I have solved the following problem but would like to double check that I did it properly.
The problem says: Find an expression for $z$ as a function of $w$ in terms of the complex logarithm, where $w=f(z):=2e^z+e^{2z}$, and use it to find all values of $z$ for which $f(z)=3$.
So I have the following:
We have $w=2e^z+e^{2z}$, so taking complex logarithms on both sides we get $$\log(w)=\log(2e^z+e^{2z})=\log(e^z(2+e^z))=\log(e^z)+\log(2+e^z)=z+\log(2+e^z)$$
And I am kind of stuck here because I don't know how to deal with $\log(2+e^z)$.
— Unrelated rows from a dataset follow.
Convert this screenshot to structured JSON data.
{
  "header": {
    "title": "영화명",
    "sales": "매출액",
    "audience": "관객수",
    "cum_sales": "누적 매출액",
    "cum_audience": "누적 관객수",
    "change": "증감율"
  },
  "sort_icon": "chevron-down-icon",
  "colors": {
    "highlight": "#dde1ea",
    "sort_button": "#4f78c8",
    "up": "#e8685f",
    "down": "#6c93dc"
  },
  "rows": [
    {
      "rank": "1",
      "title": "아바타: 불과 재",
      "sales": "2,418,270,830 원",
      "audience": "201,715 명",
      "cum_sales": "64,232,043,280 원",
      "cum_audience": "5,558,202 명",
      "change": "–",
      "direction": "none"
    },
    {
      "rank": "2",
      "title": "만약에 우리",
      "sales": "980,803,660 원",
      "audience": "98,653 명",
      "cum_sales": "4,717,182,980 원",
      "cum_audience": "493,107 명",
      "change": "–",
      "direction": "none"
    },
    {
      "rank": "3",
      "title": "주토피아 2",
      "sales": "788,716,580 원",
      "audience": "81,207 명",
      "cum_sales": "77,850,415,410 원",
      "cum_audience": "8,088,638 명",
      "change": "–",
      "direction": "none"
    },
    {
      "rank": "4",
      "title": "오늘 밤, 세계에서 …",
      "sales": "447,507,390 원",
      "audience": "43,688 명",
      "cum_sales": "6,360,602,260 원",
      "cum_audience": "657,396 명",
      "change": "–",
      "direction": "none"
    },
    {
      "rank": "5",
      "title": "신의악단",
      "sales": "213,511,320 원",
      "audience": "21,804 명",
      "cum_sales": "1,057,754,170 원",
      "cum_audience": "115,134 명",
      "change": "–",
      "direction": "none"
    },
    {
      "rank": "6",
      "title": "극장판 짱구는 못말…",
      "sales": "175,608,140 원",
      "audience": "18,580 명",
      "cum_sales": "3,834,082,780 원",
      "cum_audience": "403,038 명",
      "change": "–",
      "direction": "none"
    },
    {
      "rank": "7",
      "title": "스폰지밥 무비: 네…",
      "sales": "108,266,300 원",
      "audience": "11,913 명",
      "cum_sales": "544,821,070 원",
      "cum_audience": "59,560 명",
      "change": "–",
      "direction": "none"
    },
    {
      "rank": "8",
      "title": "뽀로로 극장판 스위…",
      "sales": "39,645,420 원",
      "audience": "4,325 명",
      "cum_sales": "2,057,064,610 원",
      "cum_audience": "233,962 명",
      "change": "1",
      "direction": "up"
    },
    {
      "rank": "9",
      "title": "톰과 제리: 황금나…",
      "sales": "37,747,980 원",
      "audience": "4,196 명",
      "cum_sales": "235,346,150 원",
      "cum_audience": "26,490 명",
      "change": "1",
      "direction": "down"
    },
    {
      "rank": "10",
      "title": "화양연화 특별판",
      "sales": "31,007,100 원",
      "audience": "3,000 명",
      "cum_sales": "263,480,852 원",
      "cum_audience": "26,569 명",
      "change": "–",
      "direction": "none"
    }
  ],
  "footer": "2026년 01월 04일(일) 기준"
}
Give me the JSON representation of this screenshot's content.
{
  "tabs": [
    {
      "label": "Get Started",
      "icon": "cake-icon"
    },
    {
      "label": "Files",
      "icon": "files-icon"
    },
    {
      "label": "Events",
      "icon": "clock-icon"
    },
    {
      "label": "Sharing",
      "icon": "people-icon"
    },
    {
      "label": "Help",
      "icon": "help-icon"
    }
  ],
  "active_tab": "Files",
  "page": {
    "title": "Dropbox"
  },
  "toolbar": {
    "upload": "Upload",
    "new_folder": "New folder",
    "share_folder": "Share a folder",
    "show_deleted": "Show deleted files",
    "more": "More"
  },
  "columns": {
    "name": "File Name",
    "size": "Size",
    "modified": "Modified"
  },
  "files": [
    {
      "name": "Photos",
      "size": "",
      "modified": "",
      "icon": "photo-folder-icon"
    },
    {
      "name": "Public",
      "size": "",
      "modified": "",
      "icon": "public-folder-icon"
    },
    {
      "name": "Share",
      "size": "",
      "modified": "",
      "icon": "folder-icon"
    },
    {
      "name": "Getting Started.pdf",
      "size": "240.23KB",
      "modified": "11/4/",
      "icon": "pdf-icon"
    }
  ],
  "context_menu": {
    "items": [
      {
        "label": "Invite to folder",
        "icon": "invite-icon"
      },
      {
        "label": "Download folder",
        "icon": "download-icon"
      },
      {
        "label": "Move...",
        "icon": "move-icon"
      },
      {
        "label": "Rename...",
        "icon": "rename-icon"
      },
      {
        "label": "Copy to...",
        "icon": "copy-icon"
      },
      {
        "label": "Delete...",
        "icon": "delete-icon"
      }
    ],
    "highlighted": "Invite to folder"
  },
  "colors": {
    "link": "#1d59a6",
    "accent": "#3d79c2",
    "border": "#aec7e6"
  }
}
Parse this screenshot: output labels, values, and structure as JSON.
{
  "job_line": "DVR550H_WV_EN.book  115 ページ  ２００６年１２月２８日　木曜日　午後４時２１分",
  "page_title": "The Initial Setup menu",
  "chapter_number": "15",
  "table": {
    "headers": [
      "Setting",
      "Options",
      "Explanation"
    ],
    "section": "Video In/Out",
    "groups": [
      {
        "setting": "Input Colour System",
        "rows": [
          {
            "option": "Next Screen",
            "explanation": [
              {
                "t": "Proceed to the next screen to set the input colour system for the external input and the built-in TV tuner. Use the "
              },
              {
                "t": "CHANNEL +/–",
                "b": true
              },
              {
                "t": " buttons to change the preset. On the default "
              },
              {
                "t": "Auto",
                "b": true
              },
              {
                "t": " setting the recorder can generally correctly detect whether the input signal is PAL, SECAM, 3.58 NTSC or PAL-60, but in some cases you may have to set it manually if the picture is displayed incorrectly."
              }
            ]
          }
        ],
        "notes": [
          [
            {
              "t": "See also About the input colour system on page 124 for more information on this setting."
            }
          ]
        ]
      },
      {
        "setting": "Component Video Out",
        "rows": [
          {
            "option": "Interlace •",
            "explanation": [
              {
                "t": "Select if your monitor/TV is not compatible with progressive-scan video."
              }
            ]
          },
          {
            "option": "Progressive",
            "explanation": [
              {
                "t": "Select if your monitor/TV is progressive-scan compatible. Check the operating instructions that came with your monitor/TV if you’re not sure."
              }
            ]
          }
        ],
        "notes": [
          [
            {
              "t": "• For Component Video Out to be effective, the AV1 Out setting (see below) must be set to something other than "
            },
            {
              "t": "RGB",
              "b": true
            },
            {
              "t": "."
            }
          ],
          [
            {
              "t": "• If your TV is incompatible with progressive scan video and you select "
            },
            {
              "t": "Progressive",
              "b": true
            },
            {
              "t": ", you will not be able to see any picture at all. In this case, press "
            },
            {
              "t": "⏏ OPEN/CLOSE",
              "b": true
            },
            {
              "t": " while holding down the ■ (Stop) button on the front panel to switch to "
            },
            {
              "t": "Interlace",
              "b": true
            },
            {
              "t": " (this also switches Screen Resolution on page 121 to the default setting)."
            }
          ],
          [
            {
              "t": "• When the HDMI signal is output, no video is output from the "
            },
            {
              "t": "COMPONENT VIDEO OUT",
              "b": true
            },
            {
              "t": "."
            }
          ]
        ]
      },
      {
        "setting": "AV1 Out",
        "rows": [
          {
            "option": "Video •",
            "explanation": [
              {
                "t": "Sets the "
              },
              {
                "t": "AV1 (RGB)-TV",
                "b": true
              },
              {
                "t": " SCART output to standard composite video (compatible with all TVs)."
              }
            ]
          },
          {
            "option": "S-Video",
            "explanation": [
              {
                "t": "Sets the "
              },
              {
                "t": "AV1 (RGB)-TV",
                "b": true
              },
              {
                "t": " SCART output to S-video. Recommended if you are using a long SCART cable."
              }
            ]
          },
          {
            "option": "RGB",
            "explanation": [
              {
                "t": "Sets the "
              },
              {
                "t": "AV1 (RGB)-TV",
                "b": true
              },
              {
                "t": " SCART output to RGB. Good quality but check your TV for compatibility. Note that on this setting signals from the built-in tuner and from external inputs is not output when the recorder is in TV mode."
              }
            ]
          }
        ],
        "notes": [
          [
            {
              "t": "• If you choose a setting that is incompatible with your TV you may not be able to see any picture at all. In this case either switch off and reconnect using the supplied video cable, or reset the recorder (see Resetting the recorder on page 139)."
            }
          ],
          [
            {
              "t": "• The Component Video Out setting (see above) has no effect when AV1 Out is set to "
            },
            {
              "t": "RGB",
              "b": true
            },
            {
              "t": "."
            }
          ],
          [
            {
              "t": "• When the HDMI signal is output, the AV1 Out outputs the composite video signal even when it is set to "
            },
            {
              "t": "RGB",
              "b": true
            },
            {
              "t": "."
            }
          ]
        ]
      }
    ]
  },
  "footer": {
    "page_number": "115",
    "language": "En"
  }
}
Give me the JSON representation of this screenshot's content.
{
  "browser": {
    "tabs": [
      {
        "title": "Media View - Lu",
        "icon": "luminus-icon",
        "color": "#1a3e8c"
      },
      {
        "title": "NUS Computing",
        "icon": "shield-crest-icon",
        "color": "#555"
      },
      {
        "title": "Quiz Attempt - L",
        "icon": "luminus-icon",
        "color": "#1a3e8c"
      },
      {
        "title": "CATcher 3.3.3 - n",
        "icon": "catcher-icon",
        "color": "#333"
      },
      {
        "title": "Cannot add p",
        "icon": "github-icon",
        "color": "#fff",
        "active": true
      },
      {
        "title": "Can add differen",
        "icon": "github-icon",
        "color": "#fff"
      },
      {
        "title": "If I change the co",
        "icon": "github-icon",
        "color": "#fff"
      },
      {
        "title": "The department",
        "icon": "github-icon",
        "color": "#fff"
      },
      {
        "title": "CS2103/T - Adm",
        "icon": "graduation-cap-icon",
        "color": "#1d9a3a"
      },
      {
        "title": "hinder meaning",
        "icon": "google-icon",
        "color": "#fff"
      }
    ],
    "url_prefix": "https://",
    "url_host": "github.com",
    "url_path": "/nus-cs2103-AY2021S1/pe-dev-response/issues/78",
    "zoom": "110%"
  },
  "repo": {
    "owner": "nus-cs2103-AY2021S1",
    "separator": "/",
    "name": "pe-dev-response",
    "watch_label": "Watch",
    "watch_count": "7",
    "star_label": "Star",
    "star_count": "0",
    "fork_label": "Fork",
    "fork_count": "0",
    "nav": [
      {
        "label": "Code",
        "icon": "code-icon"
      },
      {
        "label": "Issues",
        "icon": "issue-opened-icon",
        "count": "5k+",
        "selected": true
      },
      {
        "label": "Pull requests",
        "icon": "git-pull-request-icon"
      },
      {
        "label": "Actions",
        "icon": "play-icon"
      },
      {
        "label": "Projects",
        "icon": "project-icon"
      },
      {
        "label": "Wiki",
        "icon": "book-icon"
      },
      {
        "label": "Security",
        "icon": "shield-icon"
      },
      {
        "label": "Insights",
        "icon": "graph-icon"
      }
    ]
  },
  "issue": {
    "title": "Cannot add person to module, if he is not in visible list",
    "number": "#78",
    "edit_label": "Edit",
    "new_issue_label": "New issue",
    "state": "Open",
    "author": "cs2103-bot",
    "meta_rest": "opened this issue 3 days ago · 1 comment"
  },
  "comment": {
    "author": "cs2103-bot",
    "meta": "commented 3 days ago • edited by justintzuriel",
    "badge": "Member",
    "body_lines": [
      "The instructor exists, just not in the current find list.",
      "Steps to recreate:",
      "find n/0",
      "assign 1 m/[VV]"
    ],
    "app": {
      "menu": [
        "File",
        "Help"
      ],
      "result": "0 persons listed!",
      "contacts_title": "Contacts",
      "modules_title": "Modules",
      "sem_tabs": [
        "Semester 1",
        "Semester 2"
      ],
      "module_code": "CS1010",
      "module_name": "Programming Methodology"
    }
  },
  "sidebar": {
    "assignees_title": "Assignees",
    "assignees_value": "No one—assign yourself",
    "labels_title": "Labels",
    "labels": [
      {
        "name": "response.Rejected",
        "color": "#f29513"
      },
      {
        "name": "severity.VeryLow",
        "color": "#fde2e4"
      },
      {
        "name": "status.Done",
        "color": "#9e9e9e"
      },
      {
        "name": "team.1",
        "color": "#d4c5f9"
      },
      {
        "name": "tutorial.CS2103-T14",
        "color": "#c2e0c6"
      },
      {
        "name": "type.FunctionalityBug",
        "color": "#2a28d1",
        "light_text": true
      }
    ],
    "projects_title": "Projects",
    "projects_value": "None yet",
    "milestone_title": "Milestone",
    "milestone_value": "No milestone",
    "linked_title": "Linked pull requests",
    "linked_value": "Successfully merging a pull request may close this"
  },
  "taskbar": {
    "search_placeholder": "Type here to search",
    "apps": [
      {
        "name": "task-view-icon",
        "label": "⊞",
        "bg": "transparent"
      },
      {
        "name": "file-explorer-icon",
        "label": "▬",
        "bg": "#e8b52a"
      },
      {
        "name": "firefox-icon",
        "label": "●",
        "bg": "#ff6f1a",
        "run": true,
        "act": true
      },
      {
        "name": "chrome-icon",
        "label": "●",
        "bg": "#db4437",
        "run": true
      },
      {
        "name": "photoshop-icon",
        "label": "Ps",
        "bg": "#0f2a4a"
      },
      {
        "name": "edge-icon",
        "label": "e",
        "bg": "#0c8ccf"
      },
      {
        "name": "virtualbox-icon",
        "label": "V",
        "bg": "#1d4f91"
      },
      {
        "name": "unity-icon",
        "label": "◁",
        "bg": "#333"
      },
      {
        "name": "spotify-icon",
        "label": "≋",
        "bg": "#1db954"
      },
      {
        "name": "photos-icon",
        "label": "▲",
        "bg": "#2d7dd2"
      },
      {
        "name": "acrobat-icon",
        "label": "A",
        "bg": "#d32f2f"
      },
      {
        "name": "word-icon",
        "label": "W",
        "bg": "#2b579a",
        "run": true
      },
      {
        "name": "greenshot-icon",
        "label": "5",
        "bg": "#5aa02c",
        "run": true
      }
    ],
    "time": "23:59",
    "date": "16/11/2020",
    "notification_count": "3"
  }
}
Any help would be very much appreciated... I know once I have the expression, all I hav to do is substitute $w=3$ into the equation, but I cannot get to that equation.
Thanks!
So basically, I have $y^2+2y-w=0$, which gives $y=\frac{-2\pm\sqrt{4+4w}}{2}=-1\pm\sqrt{1+w}$
And since $y=e^z$, this gives $z=\log(-1\pm\sqrt{1+w})$
So for $w=3$, we have that $z=\log(-1\pm\sqrt{4})=-3$ and $1$.
Is that correct?
– s1047857 Aug 21 '14 at 17:23